Remote patient monitoring and diagnostics

Through the use of digital wearables, doctors can remotely track and assess a patient’s:

  • heart activity through ECG monitoring devices,
  • body temperature with a wearable thermometer,
  • blood pressure,
  • oxygen saturation,
  • brain swelling through sensors implanted in the cranium,
  • mood/mental health monitoring,

and many, many more bodily functions. Various apps and software exist that collect the data from the measuring device or even create reports, which can then be accessed by physicians at any time. Such software can even be programmed to recognize abnormal patterns and alert attending medical workers – allowing for faster diagnostics and proactive treatment protocols. 

One example is SystemOne – an innovative medical IoT company that created a comprehensive software connecting diagnostic devices with clinicians, labs, and other medical personnel – for tracking diseases like TB, HIV, Ebola, Zika, etc. in developing countries. The company takes it a step further – implemented country-wide it can be used to track infectious diseases, contain outbreaks, and thus create conditions for prosperous economic activity. 

Commercial monitoring IoT devices

This category encompasses technologies marketed to consumers for at-home biometric information collection. One example would be glucose monitoring devices: the latest technological advancements have come up with non-invasive, comfortable wearable devices for diabetes patients which measure and transmit glucose levels to an app on patients’ phones. An example of a specific HealthTech product is the cloud platform, by the company QuiO, that wirelessly connects various devices related to medications, activity, and health for patients with chronic illnesses. Users can also get personalized tips on dealing with conditions and have opportunities to anonymously participate in research studies.

Another subcategory here is infant monitoring.
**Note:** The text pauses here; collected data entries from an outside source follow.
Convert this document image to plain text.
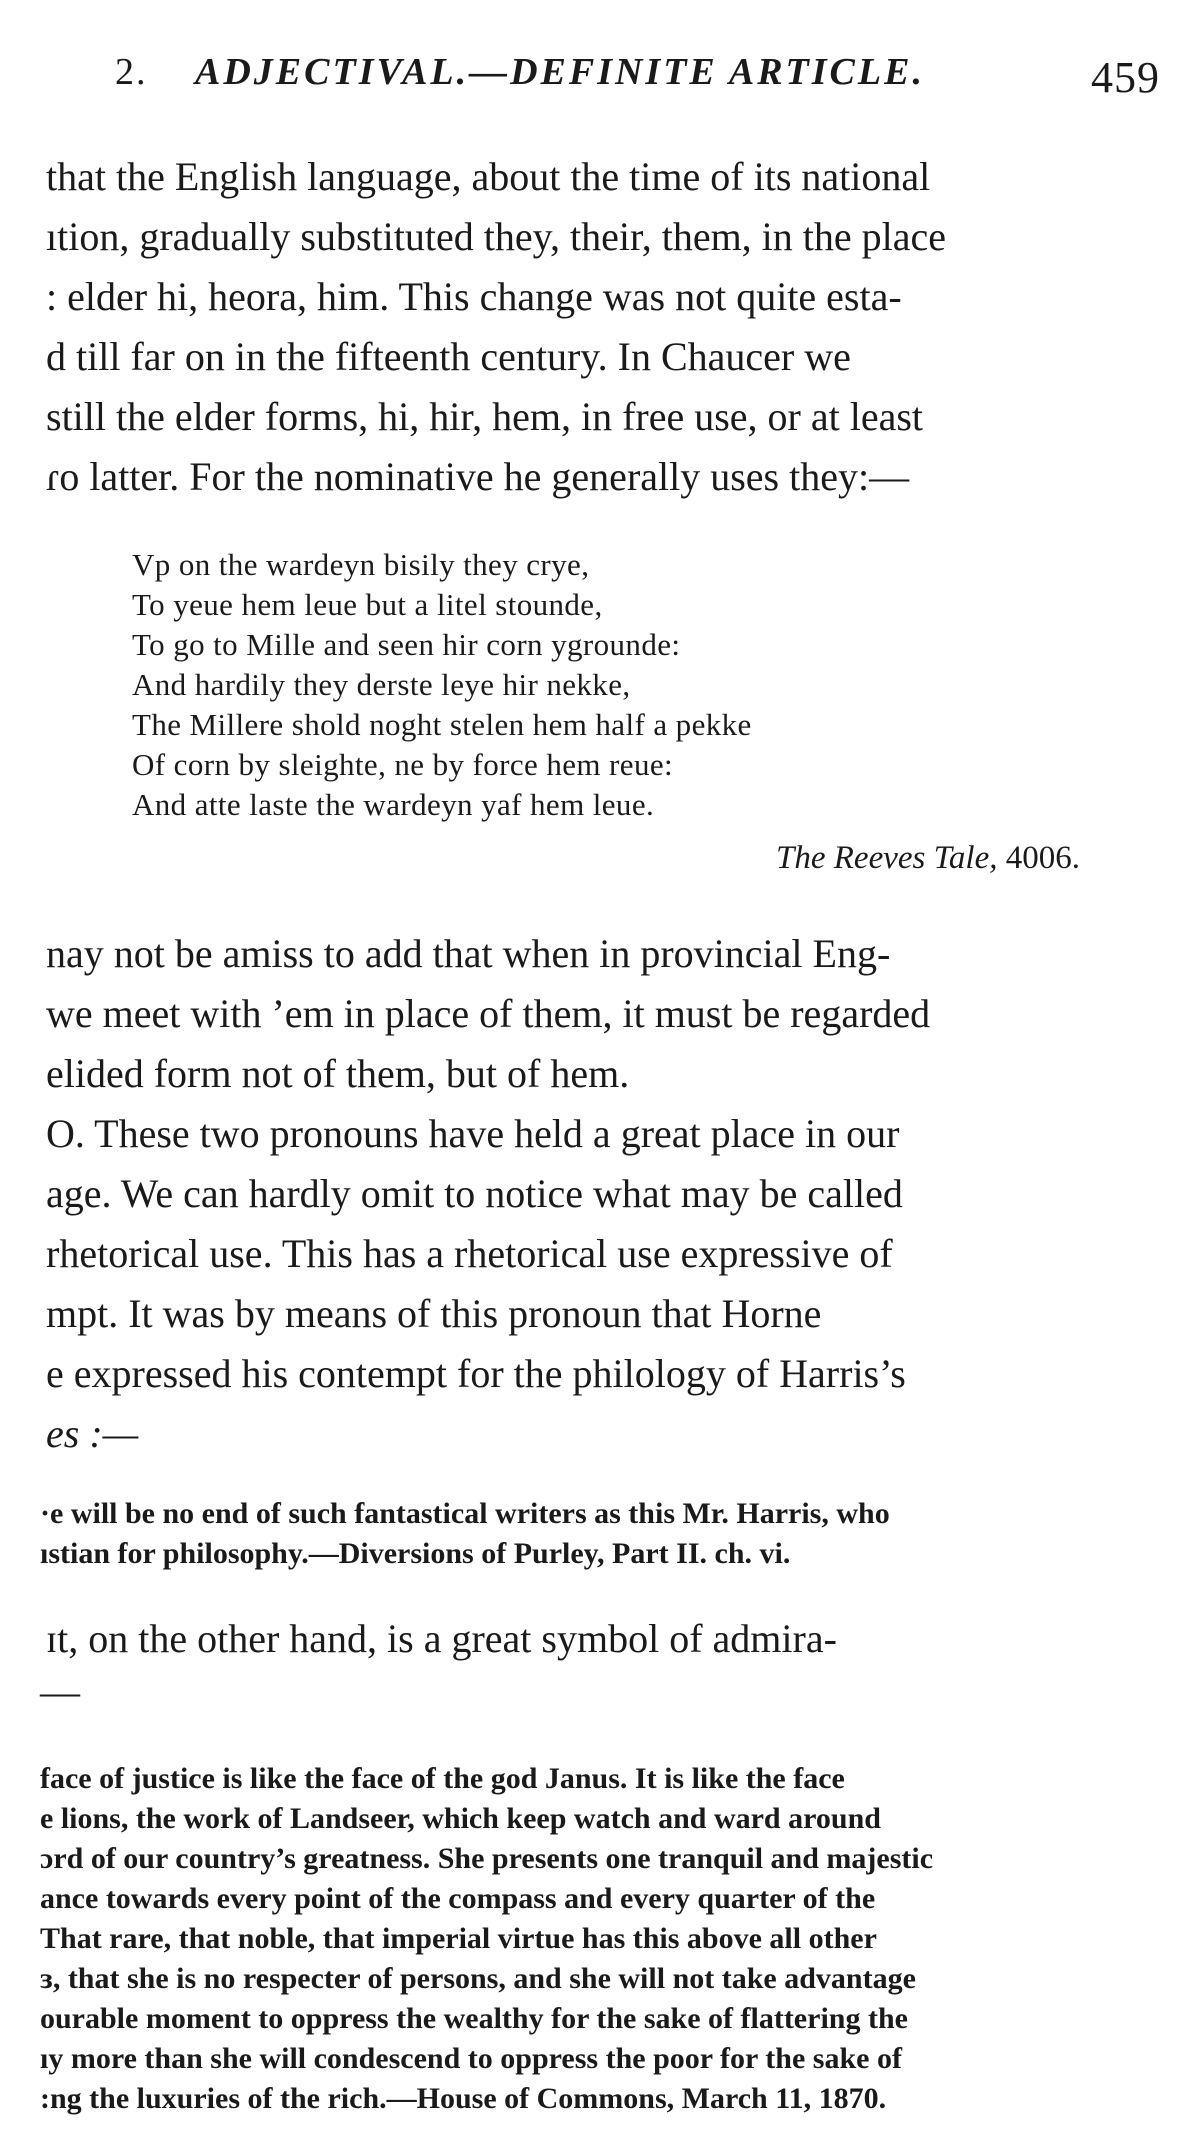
2. ADJECTIVAL.—DEFINITE ARTICLE.	459
that the English language, about the time of its national
ıtion, gradually substituted they, their, them, in the place
: elder hi, heora, him. This change was not quite esta-
d till far on in the fifteenth century. In Chaucer we
still the elder forms, hi, hir, hem, in free use, or at least
ɾo latter. For the nominative he generally uses they:—
Vp on the wardeyn bisily they crye,
To yeue hem leue but a litel stounde,
To go to Mille and seen hir corn ygrounde:
And hardily they derste leye hir nekke,
The Millere shold noght stelen hem half a pekke
Of corn by sleighte, ne by force hem reue:
And atte laste the wardeyn yaf hem leue.
The Reeves Tale, 4006.
nay not be amiss to add that when in provincial Eng-
we meet with ’em in place of them, it must be regarded
elided form not of them, but of hem.
O. These two pronouns have held a great place in our
age. We can hardly omit to notice what may be called
rhetorical use. This has a rhetorical use expressive of
mpt. It was by means of this pronoun that Horne
e expressed his contempt for the philology of Harris’s
es :—
·e will be no end of such fantastical writers as this Mr. Harris, who
ıstian for philosophy.—Diversions of Purley, Part II. ch. vi.
ɪt, on the other hand, is a great symbol of admira-
—
face of justice is like the face of the god Janus. It is like the face
e lions, the work of Landseer, which keep watch and ward around
ɔrd of our country’s greatness. She presents one tranquil and majestic
ance towards every point of the compass and every quarter of the
That rare, that noble, that imperial virtue has this above all other
ɜ, that she is no respecter of persons, and she will not take advantage
ourable moment to oppress the wealthy for the sake of flattering the
ıy more than she will condescend to oppress the poor for the sake of
:ng the luxuries of the rich.—House of Commons, March 11, 1870.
HealthTech companies such as Owlet and Sproutling allow parents to track their children’s vital signs in real-time. By using wearable bands, parents can monitor their baby’s sleep habits and conditions, blood oxygen, heart rate, temperature, etc. Similarly, such devices are also used for monitoring and assisting the elderly. The available technology ranges from wearable pendants that can detect a fall and alert family or caregivers, to more sophisticated home monitoring systems that learn an individual’s movements and habits. Thus, if there is a major change or if no movement is detected for an abnormal amount of time, a caregiver can be alerted, or emergency services can be called. 

Fitness watches

One of the original and fastest-growing markets in consumer wearables is the fitness-watch market. While not originally designed as medical devices, fitness wearables such as smartwatches are becoming increasingly powerful HealthTech tools. Fitness trackers like the ones from top HealthTech company Fitbit have the ability to measure and track heart rate, sleep, oxygen levels, and physical activity – which users can then view of the app. Users can also manage their diet and get movement reminders through the app interface and be motivated to better health decisions based on the data. With some simple sensors and some clever bit of coding, the app can even call an ambulance in case of emergencies! 

Medication tracking and management

Many patients have trouble sticking to a medication schedule, whether simply forgetting or trying to avoid it. IoT devices such as “smart pill dispensaries” can be pre-programmed with the required medicine dosage, and send out reminders to the patient or caregiver when it’s time to take the medication. This is especially important for the elderly who are often prescribed a variety of different medications to be taken at different timings. Doctors can also be informed of missed doses and can take the necessary course correction.

Devices for medication tracking and delivery can be extremely helpful for addiction management patients. For example, HealthTech company Chrono Therapeutics produces medication patches that deliver drugs transdermally at a steady pace throughout the day. By adjusting medication levels depending on the user’s needs, strong withdrawal symptoms are reduced or avoided – making the addict more motivated to continue the course to quitting.